Il riferimento del premier ai ‘giovani con machete’ suona come una vera e propria provocazione, visto che gli attivisti dell’opposizione e la stampa turca da giorni denunciano la crescita di aggressioni contro manifestanti e giornalisti da parte di uomini in borghese armati di machete o di mazze da baseball, in alcuni casi membri del partito governativo e in altri esponenti dei servizi di sicurezza. Vere e proprie squadracce dedite ad affiancare i reparti antisommossa durante la repressione delle manifestazioni di piazza o ad aggredire fisicamente ed intimidire gli attivisti durante le assemblee convocate dai comitati locali di ‘Taksim Solidarietà’ nei diversi quartieri e parchi della città. E’ ad una di queste squadracce che si deve la morte di uno studente diciannovenne, Ali Ismail Korkmaz, morto mercoledì dopo più di un mese di coma causato dal pestaggio al quale era stato sottoposto all’inizio di giugno durante una manifestazione antigovernativa a Eskisehir, nel sud della Turchia. Un testimone ha raccontato l’agguato e il pestaggio, denunciando la complicita’ fra agenti in uniforme e aggressori. ”E’ stato gettato a terra, colpito più volte alla testa, al torace, sulla schiena, ha perso coscienza”. Il quotidiano di sinistra Radikal pubblica sul proprio sito alcuni video di diversi pestaggi. Ma 18 minuti delle registrazioni delle telecamere di sicurezza della strada in cui é stato mortalmente picchiato Korkmaz sono ‘inspiegabilmente’ scomparsi. Aggressioni simili contro i dimostranti sono state segnalate anche ad Ankara, Istanbul, Smirne, Antiochia.

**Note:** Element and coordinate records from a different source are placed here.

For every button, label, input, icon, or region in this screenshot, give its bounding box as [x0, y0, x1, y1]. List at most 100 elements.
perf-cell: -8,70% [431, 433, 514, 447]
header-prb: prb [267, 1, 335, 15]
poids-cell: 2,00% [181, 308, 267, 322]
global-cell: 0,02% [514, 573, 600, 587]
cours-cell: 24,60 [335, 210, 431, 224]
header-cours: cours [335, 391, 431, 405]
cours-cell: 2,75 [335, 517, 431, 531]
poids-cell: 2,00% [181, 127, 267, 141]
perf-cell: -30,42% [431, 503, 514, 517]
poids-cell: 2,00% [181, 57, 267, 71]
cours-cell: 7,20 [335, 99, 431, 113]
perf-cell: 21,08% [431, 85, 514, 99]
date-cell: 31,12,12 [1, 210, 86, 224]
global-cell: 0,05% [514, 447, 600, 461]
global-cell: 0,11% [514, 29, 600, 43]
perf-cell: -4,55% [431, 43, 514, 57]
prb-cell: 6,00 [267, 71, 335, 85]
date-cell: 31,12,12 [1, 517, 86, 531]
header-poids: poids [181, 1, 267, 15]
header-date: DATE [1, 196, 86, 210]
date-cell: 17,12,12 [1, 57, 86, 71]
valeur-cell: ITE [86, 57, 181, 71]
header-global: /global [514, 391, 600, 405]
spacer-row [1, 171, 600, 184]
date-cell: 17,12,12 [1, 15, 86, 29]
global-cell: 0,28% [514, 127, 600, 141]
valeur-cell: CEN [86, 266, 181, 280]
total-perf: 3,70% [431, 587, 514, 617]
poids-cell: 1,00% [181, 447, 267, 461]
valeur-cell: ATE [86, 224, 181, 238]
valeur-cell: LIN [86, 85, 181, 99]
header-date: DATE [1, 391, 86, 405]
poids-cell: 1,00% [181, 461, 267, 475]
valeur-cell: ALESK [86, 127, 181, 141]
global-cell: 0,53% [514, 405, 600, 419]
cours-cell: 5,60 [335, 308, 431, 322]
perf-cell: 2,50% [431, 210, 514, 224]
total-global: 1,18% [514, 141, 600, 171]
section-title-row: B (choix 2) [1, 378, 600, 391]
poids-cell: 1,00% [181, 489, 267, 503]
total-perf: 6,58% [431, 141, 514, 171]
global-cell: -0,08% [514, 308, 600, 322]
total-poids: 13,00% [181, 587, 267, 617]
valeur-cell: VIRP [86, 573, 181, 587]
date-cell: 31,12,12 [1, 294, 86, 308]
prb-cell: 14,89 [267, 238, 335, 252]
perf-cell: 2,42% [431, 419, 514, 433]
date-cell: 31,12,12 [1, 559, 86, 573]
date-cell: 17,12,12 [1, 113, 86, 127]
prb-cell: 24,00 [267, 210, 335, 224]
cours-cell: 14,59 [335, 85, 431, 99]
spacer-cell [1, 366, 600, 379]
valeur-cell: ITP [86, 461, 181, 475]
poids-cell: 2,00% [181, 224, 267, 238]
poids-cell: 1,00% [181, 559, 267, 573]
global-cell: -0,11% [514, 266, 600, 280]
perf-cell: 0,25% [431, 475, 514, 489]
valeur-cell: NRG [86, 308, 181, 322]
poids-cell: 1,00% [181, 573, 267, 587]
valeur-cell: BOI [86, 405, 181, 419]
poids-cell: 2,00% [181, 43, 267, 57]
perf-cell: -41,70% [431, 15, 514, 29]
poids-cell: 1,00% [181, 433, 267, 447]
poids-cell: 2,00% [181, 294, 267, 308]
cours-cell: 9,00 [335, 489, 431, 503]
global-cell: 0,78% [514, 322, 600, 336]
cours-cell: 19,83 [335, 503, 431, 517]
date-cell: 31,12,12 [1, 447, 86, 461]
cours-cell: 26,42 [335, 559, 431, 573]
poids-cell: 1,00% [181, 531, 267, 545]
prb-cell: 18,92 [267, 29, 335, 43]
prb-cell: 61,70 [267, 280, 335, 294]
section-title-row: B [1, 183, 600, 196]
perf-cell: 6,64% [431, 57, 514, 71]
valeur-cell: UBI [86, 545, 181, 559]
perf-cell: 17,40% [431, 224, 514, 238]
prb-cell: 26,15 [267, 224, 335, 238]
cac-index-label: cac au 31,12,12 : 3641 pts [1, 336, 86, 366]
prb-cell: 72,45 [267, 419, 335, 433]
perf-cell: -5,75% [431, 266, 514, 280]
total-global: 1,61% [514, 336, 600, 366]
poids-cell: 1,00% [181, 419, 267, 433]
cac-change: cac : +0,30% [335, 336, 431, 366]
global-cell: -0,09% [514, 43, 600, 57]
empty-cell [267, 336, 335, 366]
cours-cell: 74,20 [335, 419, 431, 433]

Da parte sua la famiglia del giovane manifestante Ethem Sarisuluk, ucciso ad Ankara da un colpo alla testa sparato a bruciapelo da un agente durante le proteste del primo giugno, ha denunciato di avere subito minacce da parte della polizia per avere chiesto che la giustizia punisca il colpevole. Secondo la stessa stampa turca – sottoposta ad una rigida censura – il comando della polizia di Ankara ha tardato settimane a comunicare alla procura il nome dell’agente responsabile dell’uccisione di Sarisuluk, un operaio alawita di 26 anni. Un giudice di Ankara ha poi deciso di lasciarlo a piede libero considerando che avrebbe agito per ‘auto-difesa’. Le immagini dell’episodio diffuse da Halk Tv mostrano che l’agente ha prima preso a calci un manifestante poi ha estratto la pistola e esploso almeno tre colpi, mentre Sarisuluk crollava a terra. La decisione del magistrato ha suscitato indignate proteste di manifestanti anti-governativi e stampa di opposizione, che hanno denunciato la ‘impunita” garantita ai poliziotti responsabili della feroce repressione delle manifestazioni delle ultime settimane. Secondo la stampa la polizia ha addirittura arrestato un manifestante testimone dell’omicidio. La famiglia di Sarisuluk si é costituita parte civile e il fratello e la nuora del giovane ucciso hanno riferito, scrive Hurriyet, che la polizia ha perquisito le abitazioni di diversi membri della famiglia, a scopo puramente intimidatorio. Gli agenti hanno fra l’altro detto a una zia di Mustafa Sarisuluk di avvertirlo che “lo arresteremo non appena lo troviamo, perché parla troppo”.